Князь молчал, явно не ожидавший подобной реакции. Любава отвернулась, слезы побежали по щекам, по прижатым к лицу ладоням, капали на платье.

— Мою гордость, честь мою девичью — в грязь… — прошептала она. Князь подошёл к дочке, взял за плечи. Девушка всхлипнула, прерывисто вздохнула. — Все, ради чего я жила — ему на откуп… Разменной монетой на стол кинули, как при игре в кости…

— Не разменной монетой, — нашел в себе силы возразить князь. — А заслоном родины своей! Ежели нападут они на нас, не выдюжить войску нашему против них. Погибнет край родной, а так не посмеет он напасть на дом отца жениного, да и ты не позволишь! Позором он покроет себя. За землю родную не постоишь ли?

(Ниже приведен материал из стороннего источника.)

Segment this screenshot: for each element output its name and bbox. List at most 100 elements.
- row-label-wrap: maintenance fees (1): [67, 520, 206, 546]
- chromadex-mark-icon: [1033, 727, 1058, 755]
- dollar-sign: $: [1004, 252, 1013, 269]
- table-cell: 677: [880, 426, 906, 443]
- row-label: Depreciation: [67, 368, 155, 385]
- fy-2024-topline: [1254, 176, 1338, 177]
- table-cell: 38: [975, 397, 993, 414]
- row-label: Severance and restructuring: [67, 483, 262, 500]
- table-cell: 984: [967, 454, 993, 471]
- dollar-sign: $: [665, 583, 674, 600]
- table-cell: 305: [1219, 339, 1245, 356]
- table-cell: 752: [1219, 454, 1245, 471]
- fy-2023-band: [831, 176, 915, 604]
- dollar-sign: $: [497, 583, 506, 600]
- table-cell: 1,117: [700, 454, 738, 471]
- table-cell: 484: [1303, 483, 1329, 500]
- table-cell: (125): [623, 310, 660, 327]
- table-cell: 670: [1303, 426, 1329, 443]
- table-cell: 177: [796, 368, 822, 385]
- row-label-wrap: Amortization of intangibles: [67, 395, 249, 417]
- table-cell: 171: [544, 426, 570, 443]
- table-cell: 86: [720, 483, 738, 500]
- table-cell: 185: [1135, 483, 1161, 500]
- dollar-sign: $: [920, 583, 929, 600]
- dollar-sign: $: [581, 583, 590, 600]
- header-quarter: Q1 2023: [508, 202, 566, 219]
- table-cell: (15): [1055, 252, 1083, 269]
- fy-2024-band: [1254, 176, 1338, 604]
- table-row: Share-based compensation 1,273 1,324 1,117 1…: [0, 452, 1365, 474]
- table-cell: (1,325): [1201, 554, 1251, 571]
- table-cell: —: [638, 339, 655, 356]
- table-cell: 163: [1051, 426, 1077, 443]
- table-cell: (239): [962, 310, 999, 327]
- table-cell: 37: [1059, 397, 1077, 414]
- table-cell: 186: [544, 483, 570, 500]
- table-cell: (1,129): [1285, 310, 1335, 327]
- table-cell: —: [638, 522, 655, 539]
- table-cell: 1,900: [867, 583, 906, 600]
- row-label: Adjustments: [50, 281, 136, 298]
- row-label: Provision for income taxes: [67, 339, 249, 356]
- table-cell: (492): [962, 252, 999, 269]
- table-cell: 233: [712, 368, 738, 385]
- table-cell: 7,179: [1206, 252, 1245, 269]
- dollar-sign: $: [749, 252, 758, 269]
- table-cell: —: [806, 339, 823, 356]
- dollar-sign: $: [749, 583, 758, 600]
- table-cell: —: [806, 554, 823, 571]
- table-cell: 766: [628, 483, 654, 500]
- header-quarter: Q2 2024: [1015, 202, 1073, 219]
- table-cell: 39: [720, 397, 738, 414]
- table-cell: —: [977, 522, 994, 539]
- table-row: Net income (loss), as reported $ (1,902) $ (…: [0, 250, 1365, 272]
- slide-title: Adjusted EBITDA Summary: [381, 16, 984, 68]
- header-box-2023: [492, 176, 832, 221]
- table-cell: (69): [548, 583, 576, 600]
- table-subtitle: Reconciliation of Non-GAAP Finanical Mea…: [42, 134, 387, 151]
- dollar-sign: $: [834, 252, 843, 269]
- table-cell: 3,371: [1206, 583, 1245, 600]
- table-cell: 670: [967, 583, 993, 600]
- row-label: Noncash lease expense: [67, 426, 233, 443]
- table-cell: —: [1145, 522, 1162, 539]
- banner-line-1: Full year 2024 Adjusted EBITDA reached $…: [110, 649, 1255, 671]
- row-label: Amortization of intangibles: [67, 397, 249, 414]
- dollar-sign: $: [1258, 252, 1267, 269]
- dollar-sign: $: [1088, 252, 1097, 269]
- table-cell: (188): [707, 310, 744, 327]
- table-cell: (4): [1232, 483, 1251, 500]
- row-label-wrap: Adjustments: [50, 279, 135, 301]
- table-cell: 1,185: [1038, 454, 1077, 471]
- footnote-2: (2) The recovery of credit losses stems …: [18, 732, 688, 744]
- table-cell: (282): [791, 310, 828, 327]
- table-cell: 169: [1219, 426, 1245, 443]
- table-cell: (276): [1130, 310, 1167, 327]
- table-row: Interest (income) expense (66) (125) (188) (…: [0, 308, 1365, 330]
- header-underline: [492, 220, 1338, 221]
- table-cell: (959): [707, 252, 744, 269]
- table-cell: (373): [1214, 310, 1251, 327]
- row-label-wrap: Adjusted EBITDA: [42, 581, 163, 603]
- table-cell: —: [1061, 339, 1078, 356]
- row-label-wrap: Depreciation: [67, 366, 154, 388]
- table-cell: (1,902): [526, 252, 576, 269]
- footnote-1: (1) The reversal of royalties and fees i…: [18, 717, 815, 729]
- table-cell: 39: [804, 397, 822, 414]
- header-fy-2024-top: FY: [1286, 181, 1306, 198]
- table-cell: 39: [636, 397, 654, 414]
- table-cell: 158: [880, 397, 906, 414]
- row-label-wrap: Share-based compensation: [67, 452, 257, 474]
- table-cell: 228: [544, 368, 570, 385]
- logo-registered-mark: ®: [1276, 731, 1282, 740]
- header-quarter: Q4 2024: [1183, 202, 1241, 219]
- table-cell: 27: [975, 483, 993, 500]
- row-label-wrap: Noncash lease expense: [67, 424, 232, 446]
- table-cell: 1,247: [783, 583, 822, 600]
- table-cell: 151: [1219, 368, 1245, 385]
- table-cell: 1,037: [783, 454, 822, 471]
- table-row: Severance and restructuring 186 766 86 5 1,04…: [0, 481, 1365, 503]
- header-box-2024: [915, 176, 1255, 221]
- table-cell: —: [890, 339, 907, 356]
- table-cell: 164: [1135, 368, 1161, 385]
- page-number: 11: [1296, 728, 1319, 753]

Князь умолчал о том, что эта свадьба была скорее выгодным военным союзом, а заслоном лишь во вторую очередь. Но ему было тоже нелегко расстаться с дочерью, единственным напоминанием об умершей любимой жене, ведь девочка выросла такой похожей на свою мать… Но не вечно же её подле себя держать в девках! Время уже пришло замуж дочь выдавать…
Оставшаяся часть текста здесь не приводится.